The Russian Defense Ministry later offered its own account. According to TASS,

“Russian Defense Ministry spokesman Maj. Gen. Igor Konashenkov issued an official statement Friday morning [March 4] on the shooting and fire that had taken place at Ukraine’s Zaporizhzhia nuclear power plant earlier in the day. ‘Last night, the nationalist regime in Kiev attempted to carry out a horrible provocation in the vicinity of the station,’ he announced, claiming that Russian troops patrolling the territory had been attacked by a Ukrainian sabotage group. According to the spokesman, Ukrainian forces had attacked the Russian soldiers at around 2 a.m. local time, opening heavy fire from the training facility next to the power station to ‘provoke a retaliatory attack on the building.’ The Russian patrol had neutralized the group’s firing points, but the saboteurs had set fire to the training facility as they retreated, Konashenkov said. The fire was put out by Ukrainian State Emergency Service firefighters.”

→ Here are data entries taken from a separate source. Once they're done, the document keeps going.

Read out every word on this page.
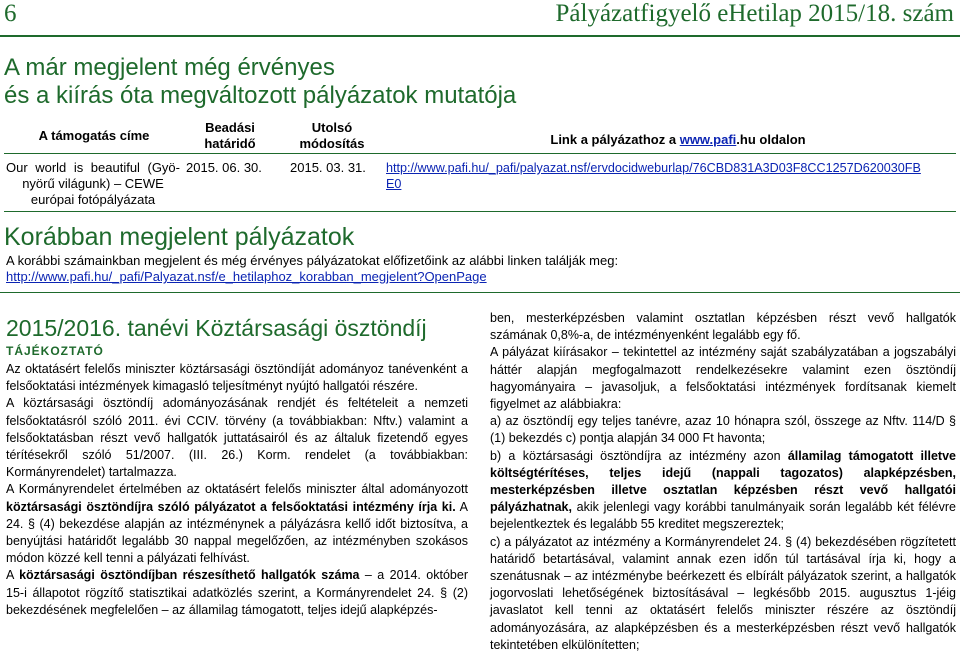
6	Pályázatfigyelő eHetilap 2015/18. szám
A már megjelent még érvényes
és a kiírás óta megváltozott pályázatok mutatója
A támogatás címe
Beadási
határidő
Utolsó
módosítás	Link a pályázathoz a www.pafi.hu oldalon
Our world is beautiful (Gyö-
nyörű világunk) – CEWE
európai fotópályázata
2015. 06. 30. 2015. 03. 31. http://www.pafi.hu/_pafi/palyazat.nsf/ervdocidweburlap/76CBD831A3D03F8CC1257D620030FB
E0
Korábban megjelent pályázatok
A korábbi számainkban megjelent és még érvényes pályázatokat előfizetőink az alábbi linken találják meg:
http://www.pafi.hu/_pafi/Palyazat.nsf/e_hetilaphoz_korabban_megjelent?OpenPage
2015/2016. tanévi Köztársasági ösztöndíj
TÁJÉKOZTATÓ

Az oktatásért felelős miniszter köztársasági ösztöndíját adományoz tanévenként a felsőoktatási intézmények kimagasló teljesítményt nyújtó hallgatói részére.

A köztársasági ösztöndíj adományozásának rendjét és feltételeit a nemzeti felsőoktatásról szóló 2011. évi CCIV. törvény (a továbbiakban: Nftv.) valamint a felsőoktatásban részt vevő hallgatók juttatásairól és az általuk fizetendő egyes térítésekről szóló 51/2007. (III. 26.) Korm. rendelet (a továbbiakban: Kormányrendelet) tartalmazza.

A Kormányrendelet értelmében az oktatásért felelős miniszter által adományozott köztársasági ösztöndíjra szóló pályázatot a felsőoktatási intézmény írja ki. A 24. § (4) bekezdése alapján az intézménynek a pályázásra kellő időt biztosítva, a benyújtási határidőt legalább 30 nappal megelőzően, az intézményben szokásos módon közzé kell tenni a pályázati felhívást.

A köztársasági ösztöndíjban részesíthető hallgatók száma – a 2014. október 15-i állapotot rögzítő statisztikai adatközlés szerint, a Kormányrendelet 24. § (2) bekezdésének megfelelően – az államilag támogatott, teljes idejű alapképzés-

ben, mesterképzésben valamint osztatlan képzésben részt vevő hallgatók számának 0,8%-a, de intézményenként legalább egy fő.

A pályázat kiírásakor – tekintettel az intézmény saját szabályzatában a jogszabályi háttér alapján megfogalmazott rendelkezésekre valamint ezen ösztöndíj hagyományaira – javasoljuk, a felsőoktatási intézmények fordítsanak kiemelt figyelmet az alábbiakra:

a) az ösztöndíj egy teljes tanévre, azaz 10 hónapra szól, összege az Nftv. 114/D § (1) bekezdés c) pontja alapján 34 000 Ft havonta;

b) a köztársasági ösztöndíjra az intézmény azon államilag támogatott illetve költségtérítéses, teljes idejű (nappali tagozatos) alapképzésben, mesterképzésben illetve osztatlan képzésben részt vevő hallgatói pályázhatnak, akik jelenlegi vagy korábbi tanulmányaik során legalább két félévre bejelentkeztek és legalább 55 kreditet megszereztek;

c) a pályázatot az intézmény a Kormányrendelet 24. § (4) bekezdésében rögzítetett határidő betartásával, valamint annak ezen időn túl tartásával írja ki, hogy a szenátusnak – az intézménybe beérkezett és elbírált pályázatok szerint, a hallgatók jogorvoslati lehetőségének biztosításával – legkésőbb 2015. augusztus 1-jéig javaslatot kell tenni az oktatásért felelős miniszter részére az ösztöndíj adományozására, az alapképzésben és a mesterképzésben részt vevő hallgatók tekintetében elkülönítetten;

The video footage taken from the surveillance camera’s show that and nothing else. The bright light appearing on the footage, described as shells by the Western media, has been identified by a professional military sources as coming from a flare grenade (not a destructive weapon) and not from shelling or bombing. Western media hysterically describes the flares as shells, and causing a “near nuclear disaster” by the “madman Putin.”

Quoting from General Konashenkov’s briefing, Antiwar.com wrote: “ ‘Zelenskyy’s prompt statements about the alleged threat to the nuclear power plant and his talks with Washington and London leave no doubt. The purpose of the provocation of the Kiev regime at a nuclear facility is an attempt to accuse Russia of creating a source of radioactive contamination,’ the ministry continued.”

Antiwar.com also reports that Zaporizhzhia NPP “has come under assault in the past, long before Russia’s invasion last week,” citing British Independent coverage that the neo-Nazi Right Sector had been backed off by local police and plant security from an attack in May 2014.